Çeşitli Türk kabileleri Anadolu’ya göç etmeğe başladıklarında özellikle de Anadolu Selçukluları’nın en debdebeli devri olan Büyük Alaattin Keykubat’ın iktidarına rast gelen zaman dilimi içerisinde Anadolu’da Şiilik bir hayli ilerlemiş, ve İkinci Gıyasettin Keyhüsrev’in saltanatının başlangıcında Babailer İhtilali patlak vermiş ve Hacı Bektaş da bu arada çok kuvvetli nüfuz sahibi bir şahsiyet olarak ortaya çıkmıştı. Vilayetname’ye göre Sultan Alaattin bile, Şamani Türkler’in İslamiyet’e girmelerine bir vesile olan Hacı Bektaş’ın halifesi “Kara Donlu Can Baba” dolayısıyla hünkara karşı derin bir hürmet beslemekteydi. Hacı Bektaş’ın yurt edindiği Kırşehir yolu Dulgadir Türkmenleri’nin arasından geçmekteydi. Bu nedenle Halep, Adana ve havalisinde yaşayan Türkmenler arasında hünkarın adı saygıyla anılmaktaydı. Akşehir’deki “Mahmut Hayrani” ile Sivrihisar’da yaşayan “Yunus Emre” de hünkara ahit verenler arasındaydı. Ahlat’da da meşhur Hoylu Burak Baba’nın müritlerinden “Baba Emirci” bulunuyordu. O devirlerde Anadolu’daki Bektaşî nüfuzunun en hâkim bulunduğu yerler arasında Ankara, Sivas, Konya, Kayseri, Kırşehir ve güneye doğru yayılmış olan Türkmen Aşiretleri’nin yerleşmiş oldukları vilâyetlerdi. Anadolu Selçukluları’nın yıkılmasından sonra ise Karaman Oğlu Mahmut Bey’in Konya’ya hakim olması üzerine, o devre kadar devletin resmî dili olan Farsça’yı yasaklayarak Türkçe’nin konuşulmasını emretti. Bu karar en fazla Batıni-Şii babaların amaçlarına yardımcı oldu. Oba ve yaylalarda yaşayan ve kentleşememiş olan Türk aşiretleri ve bütün Türkmenler kendilerine öz dilleriyle hitap eden bu Şiai Batınyye Babalarına candan gönül vererek kuvvetle bağlandılar.

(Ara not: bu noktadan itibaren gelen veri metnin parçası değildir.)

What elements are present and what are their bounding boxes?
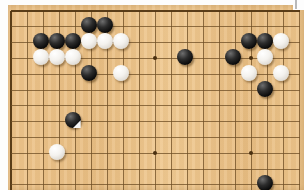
grid-line-horizontal	[11, 137, 300, 138]
white-stone-D16	[49, 49, 65, 65]
grid-line-vertical	[27, 11, 28, 190]
black-stone-Q17	[241, 33, 257, 49]
board-edge-line-top	[11, 10, 300, 12]
grid-line-horizontal	[11, 105, 300, 106]
black-stone-R17	[257, 33, 273, 49]
star-point	[249, 56, 253, 60]
black-stone-P16	[225, 49, 241, 65]
white-stone-E16	[65, 49, 81, 65]
black-stone-G18	[97, 17, 113, 33]
grid-line-vertical	[299, 11, 300, 190]
screenshot-root	[0, 0, 304, 190]
star-point	[153, 56, 157, 60]
black-stone-R8	[257, 175, 273, 190]
white-stone-H15	[113, 65, 129, 81]
grid-line-vertical	[187, 11, 188, 190]
black-stone-M16	[177, 49, 193, 65]
last-move-triangle-marker	[72, 119, 81, 128]
black-stone-E12	[65, 112, 81, 128]
grid-line-vertical	[203, 11, 204, 190]
white-stone-G17	[97, 33, 113, 49]
black-stone-R14	[257, 81, 273, 97]
star-point	[249, 151, 253, 155]
star-point	[153, 151, 157, 155]
go-board[interactable]	[8, 5, 304, 190]
white-stone-R16	[257, 49, 273, 65]
grid-line-horizontal	[11, 26, 300, 27]
grid-line-vertical	[219, 11, 220, 190]
white-stone-F17	[81, 33, 97, 49]
black-stone-F18	[81, 17, 97, 33]
white-stone-D10	[49, 144, 65, 160]
black-stone-D17	[49, 33, 65, 49]
black-stone-F15	[81, 65, 97, 81]
grid-line-horizontal	[11, 169, 300, 170]
white-stone-S17	[273, 33, 289, 49]
white-stone-H17	[113, 33, 129, 49]
white-stone-S15	[273, 65, 289, 81]
board-edge-line-left	[10, 11, 12, 190]
white-stone-Q15	[241, 65, 257, 81]
grid-line-vertical	[155, 11, 156, 190]
black-stone-E17	[65, 33, 81, 49]
grid-line-vertical	[139, 11, 140, 190]
grid-line-horizontal	[11, 121, 300, 122]
page-background-left	[0, 0, 8, 190]
grid-line-vertical	[235, 11, 236, 190]
page-background-top	[0, 0, 304, 5]
scrollbar-fragment[interactable]	[295, 0, 297, 9]
white-stone-C16	[33, 49, 49, 65]
black-stone-C17	[33, 33, 49, 49]
grid-line-vertical	[171, 11, 172, 190]
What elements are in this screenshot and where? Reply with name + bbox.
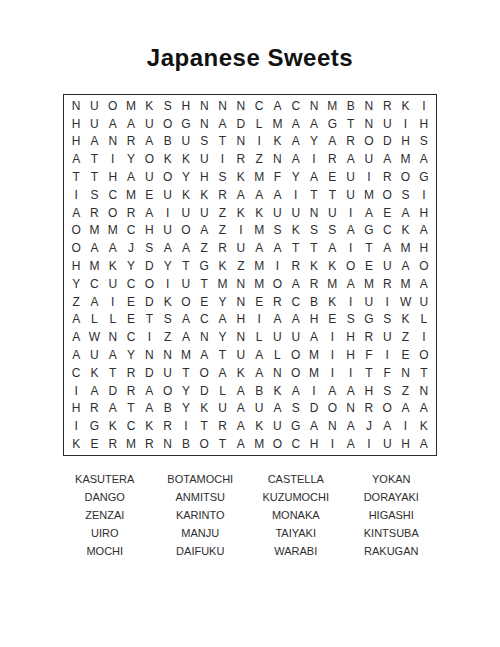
grid-cell-r10c17[interactable]: E: [360, 257, 378, 275]
grid-cell-r19c14[interactable]: A: [305, 417, 323, 435]
grid-cell-r8c13[interactable]: K: [287, 222, 305, 240]
grid-cell-r14c16[interactable]: H: [341, 328, 359, 346]
grid-cell-r7c20[interactable]: H: [415, 204, 433, 222]
grid-cell-r17c13[interactable]: A: [287, 382, 305, 400]
grid-cell-r19c8[interactable]: T: [195, 417, 213, 435]
grid-cell-r7c10[interactable]: K: [232, 204, 250, 222]
grid-cell-r5c5[interactable]: U: [140, 168, 158, 186]
grid-cell-r2c19[interactable]: I: [396, 115, 414, 133]
grid-cell-r12c13[interactable]: C: [287, 293, 305, 311]
grid-cell-r20c14[interactable]: H: [305, 435, 323, 453]
grid-cell-r12c18[interactable]: I: [378, 293, 396, 311]
grid-cell-r10c11[interactable]: M: [250, 257, 268, 275]
grid-cell-r4c1[interactable]: A: [67, 150, 85, 168]
grid-cell-r18c4[interactable]: T: [122, 400, 140, 418]
grid-cell-r13c2[interactable]: L: [85, 311, 103, 329]
grid-cell-r10c20[interactable]: O: [415, 257, 433, 275]
grid-cell-r2c15[interactable]: G: [323, 115, 341, 133]
grid-cell-r13c13[interactable]: A: [287, 311, 305, 329]
grid-cell-r16c1[interactable]: C: [67, 364, 85, 382]
grid-cell-r6c5[interactable]: E: [140, 186, 158, 204]
grid-cell-r2c1[interactable]: H: [67, 115, 85, 133]
grid-cell-r16c20[interactable]: T: [415, 364, 433, 382]
grid-cell-r9c19[interactable]: M: [396, 239, 414, 257]
grid-cell-r13c7[interactable]: A: [177, 311, 195, 329]
grid-cell-r3c17[interactable]: O: [360, 133, 378, 151]
grid-cell-r15c14[interactable]: M: [305, 346, 323, 364]
grid-cell-r19c2[interactable]: G: [85, 417, 103, 435]
grid-cell-r2c20[interactable]: H: [415, 115, 433, 133]
grid-cell-r18c14[interactable]: D: [305, 400, 323, 418]
grid-cell-r2c9[interactable]: A: [213, 115, 231, 133]
grid-cell-r1c11[interactable]: C: [250, 97, 268, 115]
grid-cell-r7c19[interactable]: A: [396, 204, 414, 222]
grid-cell-r4c14[interactable]: I: [305, 150, 323, 168]
grid-cell-r4c19[interactable]: M: [396, 150, 414, 168]
grid-cell-r12c5[interactable]: D: [140, 293, 158, 311]
grid-cell-r14c10[interactable]: N: [232, 328, 250, 346]
grid-cell-r9c13[interactable]: T: [287, 239, 305, 257]
grid-cell-r17c20[interactable]: N: [415, 382, 433, 400]
grid-cell-r10c10[interactable]: Z: [232, 257, 250, 275]
grid-cell-r12c10[interactable]: N: [232, 293, 250, 311]
grid-cell-r2c12[interactable]: M: [268, 115, 286, 133]
grid-cell-r10c15[interactable]: K: [323, 257, 341, 275]
grid-cell-r13c20[interactable]: L: [415, 311, 433, 329]
grid-cell-r11c12[interactable]: O: [268, 275, 286, 293]
grid-cell-r18c18[interactable]: O: [378, 400, 396, 418]
grid-cell-r5c11[interactable]: M: [250, 168, 268, 186]
grid-cell-r14c20[interactable]: I: [415, 328, 433, 346]
grid-cell-r20c15[interactable]: I: [323, 435, 341, 453]
grid-cell-r14c18[interactable]: U: [378, 328, 396, 346]
grid-cell-r12c6[interactable]: K: [158, 293, 176, 311]
grid-cell-r13c1[interactable]: A: [67, 311, 85, 329]
grid-cell-r8c20[interactable]: A: [415, 222, 433, 240]
grid-cell-r4c10[interactable]: R: [232, 150, 250, 168]
grid-cell-r5c19[interactable]: O: [396, 168, 414, 186]
grid-cell-r10c9[interactable]: K: [213, 257, 231, 275]
grid-cell-r3c2[interactable]: A: [85, 133, 103, 151]
grid-cell-r11c17[interactable]: M: [360, 275, 378, 293]
grid-cell-r15c1[interactable]: A: [67, 346, 85, 364]
grid-cell-r2c17[interactable]: N: [360, 115, 378, 133]
grid-cell-r19c1[interactable]: I: [67, 417, 85, 435]
grid-cell-r11c20[interactable]: A: [415, 275, 433, 293]
grid-cell-r10c1[interactable]: H: [67, 257, 85, 275]
grid-cell-r18c16[interactable]: N: [341, 400, 359, 418]
grid-cell-r15c5[interactable]: N: [140, 346, 158, 364]
grid-cell-r19c12[interactable]: U: [268, 417, 286, 435]
grid-cell-r12c2[interactable]: A: [85, 293, 103, 311]
grid-cell-r9c6[interactable]: A: [158, 239, 176, 257]
grid-cell-r6c1[interactable]: I: [67, 186, 85, 204]
grid-cell-r14c17[interactable]: R: [360, 328, 378, 346]
grid-cell-r3c8[interactable]: S: [195, 133, 213, 151]
grid-cell-r7c9[interactable]: Z: [213, 204, 231, 222]
grid-cell-r19c5[interactable]: K: [140, 417, 158, 435]
grid-cell-r12c15[interactable]: K: [323, 293, 341, 311]
grid-cell-r11c7[interactable]: U: [177, 275, 195, 293]
grid-cell-r9c18[interactable]: A: [378, 239, 396, 257]
grid-cell-r10c13[interactable]: R: [287, 257, 305, 275]
grid-cell-r3c10[interactable]: N: [232, 133, 250, 151]
grid-cell-r16c17[interactable]: T: [360, 364, 378, 382]
grid-cell-r20c4[interactable]: M: [122, 435, 140, 453]
grid-cell-r12c17[interactable]: U: [360, 293, 378, 311]
grid-cell-r6c19[interactable]: S: [396, 186, 414, 204]
grid-cell-r17c1[interactable]: I: [67, 382, 85, 400]
grid-cell-r6c7[interactable]: K: [177, 186, 195, 204]
grid-cell-r3c6[interactable]: B: [158, 133, 176, 151]
grid-cell-r11c9[interactable]: M: [213, 275, 231, 293]
grid-cell-r17c10[interactable]: A: [232, 382, 250, 400]
grid-cell-r4c18[interactable]: A: [378, 150, 396, 168]
grid-cell-r6c18[interactable]: O: [378, 186, 396, 204]
grid-cell-r5c17[interactable]: I: [360, 168, 378, 186]
grid-cell-r14c12[interactable]: U: [268, 328, 286, 346]
grid-cell-r20c5[interactable]: R: [140, 435, 158, 453]
grid-cell-r13c5[interactable]: T: [140, 311, 158, 329]
grid-cell-r14c9[interactable]: Y: [213, 328, 231, 346]
grid-cell-r19c4[interactable]: C: [122, 417, 140, 435]
grid-cell-r1c13[interactable]: C: [287, 97, 305, 115]
grid-cell-r18c6[interactable]: B: [158, 400, 176, 418]
grid-cell-r11c18[interactable]: R: [378, 275, 396, 293]
grid-cell-r15c18[interactable]: I: [378, 346, 396, 364]
grid-cell-r15c8[interactable]: A: [195, 346, 213, 364]
grid-cell-r19c13[interactable]: G: [287, 417, 305, 435]
grid-cell-r2c16[interactable]: T: [341, 115, 359, 133]
grid-cell-r4c8[interactable]: U: [195, 150, 213, 168]
grid-cell-r15c7[interactable]: M: [177, 346, 195, 364]
grid-cell-r18c15[interactable]: O: [323, 400, 341, 418]
grid-cell-r3c1[interactable]: H: [67, 133, 85, 151]
grid-cell-r19c11[interactable]: K: [250, 417, 268, 435]
grid-cell-r14c14[interactable]: A: [305, 328, 323, 346]
grid-cell-r16c7[interactable]: T: [177, 364, 195, 382]
grid-cell-r1c12[interactable]: A: [268, 97, 286, 115]
grid-cell-r14c3[interactable]: N: [104, 328, 122, 346]
grid-cell-r13c19[interactable]: K: [396, 311, 414, 329]
grid-cell-r11c13[interactable]: A: [287, 275, 305, 293]
grid-cell-r19c3[interactable]: K: [104, 417, 122, 435]
grid-cell-r18c7[interactable]: Y: [177, 400, 195, 418]
grid-cell-r13c18[interactable]: S: [378, 311, 396, 329]
grid-cell-r9c7[interactable]: A: [177, 239, 195, 257]
grid-cell-r12c14[interactable]: B: [305, 293, 323, 311]
grid-cell-r6c11[interactable]: A: [250, 186, 268, 204]
grid-cell-r5c1[interactable]: T: [67, 168, 85, 186]
grid-cell-r15c15[interactable]: I: [323, 346, 341, 364]
grid-cell-r10c16[interactable]: O: [341, 257, 359, 275]
grid-cell-r12c9[interactable]: Y: [213, 293, 231, 311]
grid-cell-r8c17[interactable]: G: [360, 222, 378, 240]
grid-cell-r7c11[interactable]: K: [250, 204, 268, 222]
grid-cell-r3c18[interactable]: D: [378, 133, 396, 151]
grid-cell-r5c2[interactable]: T: [85, 168, 103, 186]
grid-cell-r19c15[interactable]: N: [323, 417, 341, 435]
grid-cell-r11c4[interactable]: C: [122, 275, 140, 293]
grid-cell-r20c2[interactable]: E: [85, 435, 103, 453]
grid-cell-r18c5[interactable]: A: [140, 400, 158, 418]
grid-cell-r4c7[interactable]: K: [177, 150, 195, 168]
grid-cell-r12c16[interactable]: I: [341, 293, 359, 311]
grid-cell-r5c6[interactable]: O: [158, 168, 176, 186]
grid-cell-r17c17[interactable]: H: [360, 382, 378, 400]
grid-cell-r10c5[interactable]: D: [140, 257, 158, 275]
grid-cell-r11c5[interactable]: O: [140, 275, 158, 293]
grid-cell-r8c18[interactable]: C: [378, 222, 396, 240]
grid-cell-r20c19[interactable]: H: [396, 435, 414, 453]
grid-cell-r14c2[interactable]: W: [85, 328, 103, 346]
grid-cell-r1c15[interactable]: M: [323, 97, 341, 115]
grid-cell-r3c11[interactable]: I: [250, 133, 268, 151]
grid-cell-r3c15[interactable]: A: [323, 133, 341, 151]
grid-cell-r1c1[interactable]: N: [67, 97, 85, 115]
grid-cell-r19c6[interactable]: R: [158, 417, 176, 435]
grid-cell-r14c8[interactable]: N: [195, 328, 213, 346]
grid-cell-r17c4[interactable]: R: [122, 382, 140, 400]
grid-cell-r16c18[interactable]: F: [378, 364, 396, 382]
grid-cell-r9c11[interactable]: A: [250, 239, 268, 257]
grid-cell-r15c10[interactable]: U: [232, 346, 250, 364]
grid-cell-r18c11[interactable]: U: [250, 400, 268, 418]
grid-cell-r9c10[interactable]: U: [232, 239, 250, 257]
grid-cell-r7c3[interactable]: O: [104, 204, 122, 222]
grid-cell-r7c18[interactable]: E: [378, 204, 396, 222]
grid-cell-r12c7[interactable]: O: [177, 293, 195, 311]
grid-cell-r2c2[interactable]: U: [85, 115, 103, 133]
grid-cell-r7c2[interactable]: R: [85, 204, 103, 222]
grid-cell-r5c3[interactable]: H: [104, 168, 122, 186]
grid-cell-r1c14[interactable]: N: [305, 97, 323, 115]
grid-cell-r4c15[interactable]: R: [323, 150, 341, 168]
grid-cell-r7c4[interactable]: R: [122, 204, 140, 222]
grid-cell-r4c4[interactable]: Y: [122, 150, 140, 168]
grid-cell-r14c19[interactable]: Z: [396, 328, 414, 346]
grid-cell-r14c15[interactable]: I: [323, 328, 341, 346]
grid-cell-r20c20[interactable]: A: [415, 435, 433, 453]
grid-cell-r16c8[interactable]: O: [195, 364, 213, 382]
grid-cell-r20c9[interactable]: T: [213, 435, 231, 453]
grid-cell-r1c5[interactable]: K: [140, 97, 158, 115]
grid-cell-r4c6[interactable]: K: [158, 150, 176, 168]
grid-cell-r11c1[interactable]: Y: [67, 275, 85, 293]
grid-cell-r11c10[interactable]: N: [232, 275, 250, 293]
grid-cell-r9c14[interactable]: T: [305, 239, 323, 257]
grid-cell-r6c8[interactable]: K: [195, 186, 213, 204]
grid-cell-r4c11[interactable]: Z: [250, 150, 268, 168]
grid-cell-r13c17[interactable]: G: [360, 311, 378, 329]
grid-cell-r19c19[interactable]: I: [396, 417, 414, 435]
grid-cell-r18c3[interactable]: A: [104, 400, 122, 418]
grid-cell-r17c9[interactable]: L: [213, 382, 231, 400]
grid-cell-r18c2[interactable]: R: [85, 400, 103, 418]
grid-cell-r5c10[interactable]: K: [232, 168, 250, 186]
grid-cell-r15c16[interactable]: H: [341, 346, 359, 364]
grid-cell-r12c19[interactable]: W: [396, 293, 414, 311]
grid-cell-r3c16[interactable]: R: [341, 133, 359, 151]
grid-cell-r5c13[interactable]: Y: [287, 168, 305, 186]
grid-cell-r14c7[interactable]: A: [177, 328, 195, 346]
grid-cell-r4c9[interactable]: I: [213, 150, 231, 168]
grid-cell-r6c3[interactable]: C: [104, 186, 122, 204]
grid-cell-r9c3[interactable]: A: [104, 239, 122, 257]
grid-cell-r9c15[interactable]: A: [323, 239, 341, 257]
grid-cell-r16c11[interactable]: A: [250, 364, 268, 382]
grid-cell-r10c18[interactable]: U: [378, 257, 396, 275]
grid-cell-r17c14[interactable]: I: [305, 382, 323, 400]
grid-cell-r19c18[interactable]: A: [378, 417, 396, 435]
grid-cell-r2c6[interactable]: O: [158, 115, 176, 133]
grid-cell-r11c14[interactable]: R: [305, 275, 323, 293]
grid-cell-r16c5[interactable]: D: [140, 364, 158, 382]
grid-cell-r10c14[interactable]: K: [305, 257, 323, 275]
grid-cell-r16c16[interactable]: I: [341, 364, 359, 382]
grid-cell-r19c9[interactable]: R: [213, 417, 231, 435]
grid-cell-r1c2[interactable]: U: [85, 97, 103, 115]
grid-cell-r17c6[interactable]: O: [158, 382, 176, 400]
grid-cell-r19c7[interactable]: I: [177, 417, 195, 435]
grid-cell-r9c9[interactable]: R: [213, 239, 231, 257]
grid-cell-r2c4[interactable]: A: [122, 115, 140, 133]
grid-cell-r9c8[interactable]: Z: [195, 239, 213, 257]
grid-cell-r8c2[interactable]: M: [85, 222, 103, 240]
grid-cell-r18c8[interactable]: K: [195, 400, 213, 418]
grid-cell-r15c4[interactable]: Y: [122, 346, 140, 364]
grid-cell-r4c2[interactable]: T: [85, 150, 103, 168]
grid-cell-r5c12[interactable]: F: [268, 168, 286, 186]
grid-cell-r16c13[interactable]: O: [287, 364, 305, 382]
grid-cell-r1c6[interactable]: S: [158, 97, 176, 115]
grid-cell-r1c8[interactable]: N: [195, 97, 213, 115]
grid-cell-r10c3[interactable]: K: [104, 257, 122, 275]
grid-cell-r13c15[interactable]: E: [323, 311, 341, 329]
grid-cell-r6c12[interactable]: A: [268, 186, 286, 204]
grid-cell-r2c8[interactable]: N: [195, 115, 213, 133]
grid-cell-r5c20[interactable]: G: [415, 168, 433, 186]
grid-cell-r15c3[interactable]: A: [104, 346, 122, 364]
grid-cell-r16c14[interactable]: M: [305, 364, 323, 382]
grid-cell-r5c7[interactable]: Y: [177, 168, 195, 186]
grid-cell-r1c20[interactable]: I: [415, 97, 433, 115]
grid-cell-r8c14[interactable]: S: [305, 222, 323, 240]
grid-cell-r3c9[interactable]: T: [213, 133, 231, 151]
grid-cell-r11c11[interactable]: M: [250, 275, 268, 293]
grid-cell-r1c7[interactable]: H: [177, 97, 195, 115]
grid-cell-r10c19[interactable]: A: [396, 257, 414, 275]
grid-cell-r1c18[interactable]: R: [378, 97, 396, 115]
grid-cell-r15c9[interactable]: T: [213, 346, 231, 364]
grid-cell-r8c6[interactable]: U: [158, 222, 176, 240]
grid-cell-r1c4[interactable]: M: [122, 97, 140, 115]
grid-cell-r17c18[interactable]: S: [378, 382, 396, 400]
grid-cell-r5c8[interactable]: H: [195, 168, 213, 186]
grid-cell-r16c6[interactable]: U: [158, 364, 176, 382]
grid-cell-r5c18[interactable]: R: [378, 168, 396, 186]
grid-cell-r13c8[interactable]: C: [195, 311, 213, 329]
grid-cell-r12c3[interactable]: I: [104, 293, 122, 311]
grid-cell-r3c19[interactable]: H: [396, 133, 414, 151]
grid-cell-r7c5[interactable]: A: [140, 204, 158, 222]
grid-cell-r5c9[interactable]: S: [213, 168, 231, 186]
grid-cell-r7c6[interactable]: I: [158, 204, 176, 222]
grid-cell-r10c8[interactable]: G: [195, 257, 213, 275]
grid-cell-r7c7[interactable]: U: [177, 204, 195, 222]
grid-cell-r7c1[interactable]: A: [67, 204, 85, 222]
grid-cell-r15c11[interactable]: A: [250, 346, 268, 364]
grid-cell-r16c9[interactable]: A: [213, 364, 231, 382]
grid-cell-r20c8[interactable]: O: [195, 435, 213, 453]
grid-cell-r12c12[interactable]: R: [268, 293, 286, 311]
grid-cell-r18c17[interactable]: R: [360, 400, 378, 418]
grid-cell-r5c4[interactable]: A: [122, 168, 140, 186]
grid-cell-r11c16[interactable]: A: [341, 275, 359, 293]
grid-cell-r20c17[interactable]: I: [360, 435, 378, 453]
grid-cell-r3c3[interactable]: N: [104, 133, 122, 151]
grid-cell-r20c13[interactable]: C: [287, 435, 305, 453]
grid-cell-r5c15[interactable]: E: [323, 168, 341, 186]
grid-cell-r3c13[interactable]: A: [287, 133, 305, 151]
grid-cell-r8c1[interactable]: O: [67, 222, 85, 240]
grid-cell-r6c13[interactable]: I: [287, 186, 305, 204]
grid-cell-r15c6[interactable]: N: [158, 346, 176, 364]
grid-cell-r9c4[interactable]: J: [122, 239, 140, 257]
grid-cell-r9c17[interactable]: T: [360, 239, 378, 257]
grid-cell-r20c1[interactable]: K: [67, 435, 85, 453]
grid-cell-r16c3[interactable]: T: [104, 364, 122, 382]
grid-cell-r9c5[interactable]: S: [140, 239, 158, 257]
grid-cell-r2c3[interactable]: A: [104, 115, 122, 133]
grid-cell-r17c16[interactable]: A: [341, 382, 359, 400]
grid-cell-r10c4[interactable]: Y: [122, 257, 140, 275]
grid-cell-r1c16[interactable]: B: [341, 97, 359, 115]
grid-cell-r8c10[interactable]: I: [232, 222, 250, 240]
grid-cell-r1c17[interactable]: N: [360, 97, 378, 115]
grid-cell-r19c20[interactable]: K: [415, 417, 433, 435]
grid-cell-r13c14[interactable]: H: [305, 311, 323, 329]
grid-cell-r6c2[interactable]: S: [85, 186, 103, 204]
grid-cell-r13c3[interactable]: L: [104, 311, 122, 329]
grid-cell-r3c5[interactable]: A: [140, 133, 158, 151]
grid-cell-r19c17[interactable]: J: [360, 417, 378, 435]
grid-cell-r20c12[interactable]: O: [268, 435, 286, 453]
grid-cell-r20c10[interactable]: A: [232, 435, 250, 453]
grid-cell-r6c16[interactable]: U: [341, 186, 359, 204]
grid-cell-r9c1[interactable]: O: [67, 239, 85, 257]
grid-cell-r8c11[interactable]: M: [250, 222, 268, 240]
grid-cell-r1c3[interactable]: O: [104, 97, 122, 115]
grid-cell-r8c19[interactable]: K: [396, 222, 414, 240]
grid-cell-r17c7[interactable]: Y: [177, 382, 195, 400]
grid-cell-r7c15[interactable]: U: [323, 204, 341, 222]
grid-cell-r12c20[interactable]: U: [415, 293, 433, 311]
grid-cell-r3c4[interactable]: R: [122, 133, 140, 151]
grid-cell-r17c12[interactable]: K: [268, 382, 286, 400]
grid-cell-r19c16[interactable]: A: [341, 417, 359, 435]
grid-cell-r3c7[interactable]: U: [177, 133, 195, 151]
grid-cell-r9c20[interactable]: H: [415, 239, 433, 257]
grid-cell-r11c2[interactable]: C: [85, 275, 103, 293]
grid-cell-r16c19[interactable]: N: [396, 364, 414, 382]
grid-cell-r13c12[interactable]: A: [268, 311, 286, 329]
grid-cell-r13c16[interactable]: S: [341, 311, 359, 329]
grid-cell-r7c8[interactable]: U: [195, 204, 213, 222]
grid-cell-r20c11[interactable]: M: [250, 435, 268, 453]
grid-cell-r10c7[interactable]: T: [177, 257, 195, 275]
grid-cell-r20c6[interactable]: N: [158, 435, 176, 453]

Bu bölgede Bektaşiliğin yayılması maksadıyla Hacı Bektaş’ın halifelerinin üçüncüsü olan Hacim Sultan memur tayin edilmişti. Kermeyan Beyi Uşak civarında “Susuz Köyü” yurt olarak Hacim Sultan’a vermişti. Daha Hacı Bektaş hayattayken Bektaşîlik Batı Anadolu’ya yayılmıştı. Hatta onun manevî himmetiyle Batı Anadolu fethedilmişti. Germeyan Bey’in yönetimi altındaki ordu Kütahya, Tavşanlı, Altuntaş, “Kermeyan Kalesi” diye meşhur olan kaleyi, Denizli, Uşak, Sandıklı ve Işıklı’yı aldı. Kermeyan Vilâyetinde kışlak ve yaylak tutan “Akkoyunlu Aşireti” baştanbaşa Hacı Bektaş’ın halifesi olan Hacim Sultan’a intisap etmişlerdi. Germeyan Bey fethettiği memleketlere “Bey” oldu. Akdeniz sahillerine de önemli bir askeri kıta sevk etti. Ayrıca, Balıkesir, Edremit ve çevresini feth etti.